The government’s budget document proudly announces, “Removing the two-child limit will lift 450,000 children out of poverty, rising to around 550,000 with other measures announced this year such as the extension of free school meals.”
Labor MPs in the Commons were delighted as soon as the scheme was outlined – so many have been campaigning hard for it since the general election.
Although there is not universal support for this on the Labor benches – there is an awareness that as popular as the idea is for many within the party, opinion polls show that retaining the cap was also popular.
This is illustrative of the different audiences the Chancellor wants to attract with this Budget.
It needs to maintain credibility in the financial markets, so that the government can continue to borrow and do so at affordable rates.
This needs to be well accepted by the wider electorate, especially given how unpopular the government is right now.
And for that reason, it needs to go down well among Labor MPs, who are well aware of how dismal the party’s opinion poll ratings are right now.

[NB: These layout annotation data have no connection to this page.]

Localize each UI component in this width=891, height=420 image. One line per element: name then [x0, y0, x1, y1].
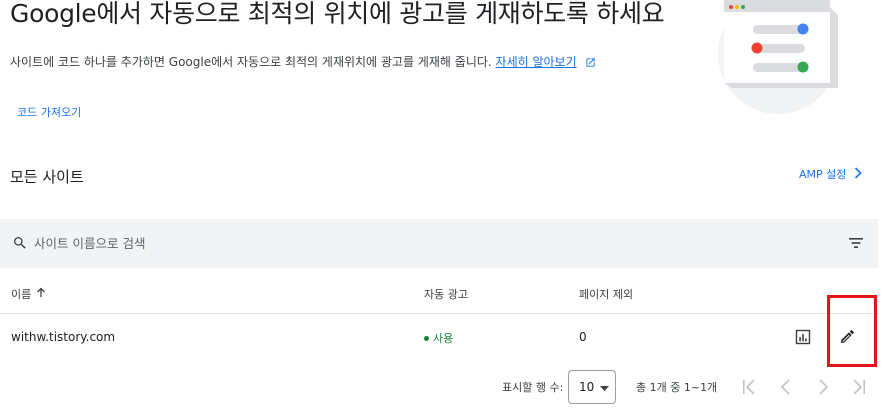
page-exclusions-count: 0 — [579, 330, 587, 344]
all-sites-heading: 모든 사이트 — [10, 168, 84, 186]
column-name-label: 이름 — [11, 288, 32, 301]
last-page-icon[interactable] — [851, 377, 867, 401]
learn-more-link[interactable]: 자세히 알아보기 — [496, 55, 577, 69]
prev-page-icon[interactable] — [780, 377, 792, 401]
auto-ads-status: 사용 — [424, 330, 453, 346]
sort-arrow-up-icon — [36, 287, 46, 301]
first-page-icon[interactable] — [741, 377, 757, 401]
chevron-right-icon — [853, 166, 863, 182]
search-bar — [0, 219, 878, 268]
table-row: withw.tistory.com 사용 0 — [0, 315, 878, 361]
rows-per-page-label: 표시할 행 수: — [502, 381, 564, 394]
dropdown-arrow-icon — [600, 380, 610, 394]
auto-ads-status-label: 사용 — [433, 332, 454, 345]
edit-pencil-icon[interactable] — [839, 328, 856, 349]
rows-per-page-select[interactable]: 10 — [568, 370, 616, 404]
external-link-icon[interactable] — [585, 57, 596, 71]
search-icon — [12, 235, 28, 255]
page-headline: Google에서 자동으로 최적의 위치에 광고를 게재하도록 하세요 — [10, 0, 665, 28]
amp-settings-link[interactable]: AMP 설정 — [799, 166, 863, 182]
status-dot-icon — [424, 335, 429, 341]
column-header-auto-ads: 자동 광고 — [424, 288, 468, 301]
site-search-input[interactable] — [34, 231, 734, 255]
column-header-name[interactable]: 이름 — [11, 286, 46, 302]
page-range-text: 총 1개 중 1~1개 — [636, 381, 718, 394]
intro-description: 사이트에 코드 하나를 추가하면 Google에서 자동으로 최적의 게재위치에… — [10, 53, 596, 71]
rows-per-page-value: 10 — [579, 380, 595, 394]
next-page-icon[interactable] — [817, 377, 829, 401]
description-text: 사이트에 코드 하나를 추가하면 Google에서 자동으로 최적의 게재위치에… — [10, 55, 492, 69]
site-name: withw.tistory.com — [11, 330, 116, 344]
pagination-bar: 표시할 행 수: 10 총 1개 중 1~1개 — [0, 368, 891, 408]
amp-settings-label: AMP 설정 — [799, 168, 847, 181]
get-code-button[interactable]: 코드 가져오기 — [17, 104, 81, 120]
column-header-page-exclusions: 페이지 제외 — [579, 288, 634, 301]
report-icon[interactable] — [795, 329, 811, 349]
filter-icon[interactable] — [848, 235, 864, 254]
table-header: 이름 자동 광고 페이지 제외 — [0, 268, 878, 314]
hero-illustration — [690, 0, 850, 125]
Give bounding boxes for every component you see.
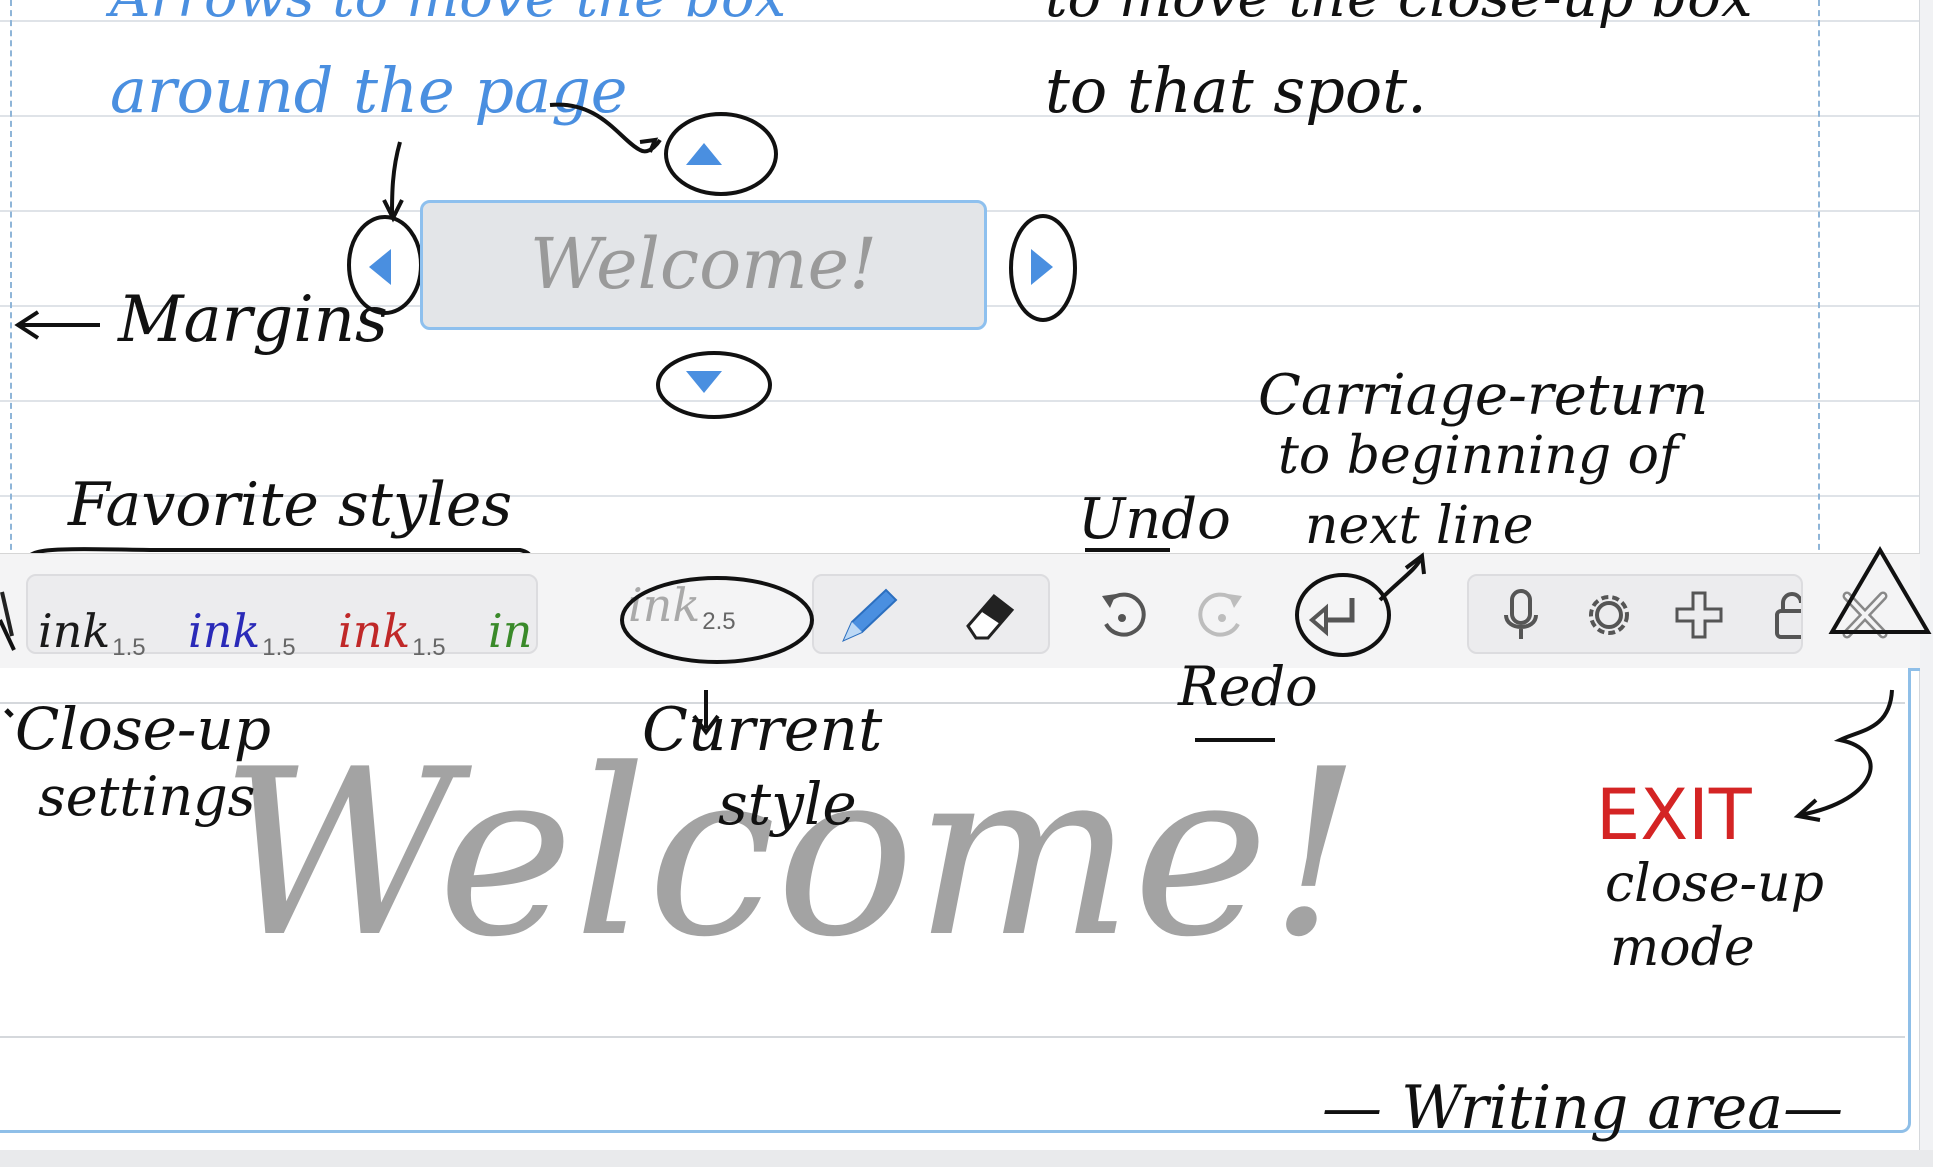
move-box-down-button[interactable] <box>682 360 726 404</box>
annotation-strokes-bottom <box>4 689 1894 822</box>
triangle-up-icon <box>686 143 722 165</box>
closeup-box[interactable]: Welcome! <box>420 200 987 330</box>
annotation-favorite-styles: Favorite styles <box>68 470 513 540</box>
bottom-edge <box>0 1150 1933 1167</box>
move-box-right-button[interactable] <box>1020 245 1064 289</box>
triangle-down-icon <box>686 371 722 393</box>
annotation-writing-area: — Writing area— <box>1322 1073 1844 1143</box>
notebook-page[interactable]: Arrows to move the box around the page t… <box>0 0 1933 1167</box>
annotation-strokes-toolbar <box>0 546 1932 664</box>
closeup-box-text: Welcome! <box>529 223 878 305</box>
annotation-carriage-return-1: Carriage-return <box>1258 363 1709 428</box>
triangle-right-icon <box>1031 249 1053 285</box>
annotation-margins: Margins <box>118 283 388 357</box>
annotation-carriage-return-2: to beginning of <box>1278 426 1679 486</box>
annotation-exit-desc-2: mode <box>1610 918 1755 978</box>
move-box-up-button[interactable] <box>682 132 726 176</box>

The government argues that what the Chancellor has said will benefit all but the richest 10% of households by the end of the decade – once again underlining the progressive trend they are so proud to talk about.
Both Downing Street, No. 10 and No. 11, will be hoping that the enthusiastic waving of order papers by Labor backbenchers when the Chancellor finished his address – symbolically – will continue in the coming months.
He hopes that this will give some time to the Prime Minister and the Chancellor.
And two other developments could prove crucial to whether they achieve this.
The Chancellor is giving herself more leeway in terms of her numbers – more room before breaking her own self-imposed rules to reassure markets. This should mean that events are less likely to jeopardize his plans.
Another thing that should make it less likely is that the independent watchdog and forecaster, the Office for Budget Responsibility (OBR), is checking whether the government is meeting those rules just once a year instead of twice.
And Reeves might also reflect that pressing ‘publish’ at the OBR only once every 12 months has an added bonus: it halves the chance of a repeat of the jaw-dropping Budget Day cock-up that stole the Chancellor’s thunder – when he managed to publish his full plans 45 minutes before he stood up to make the announcement in the Commons.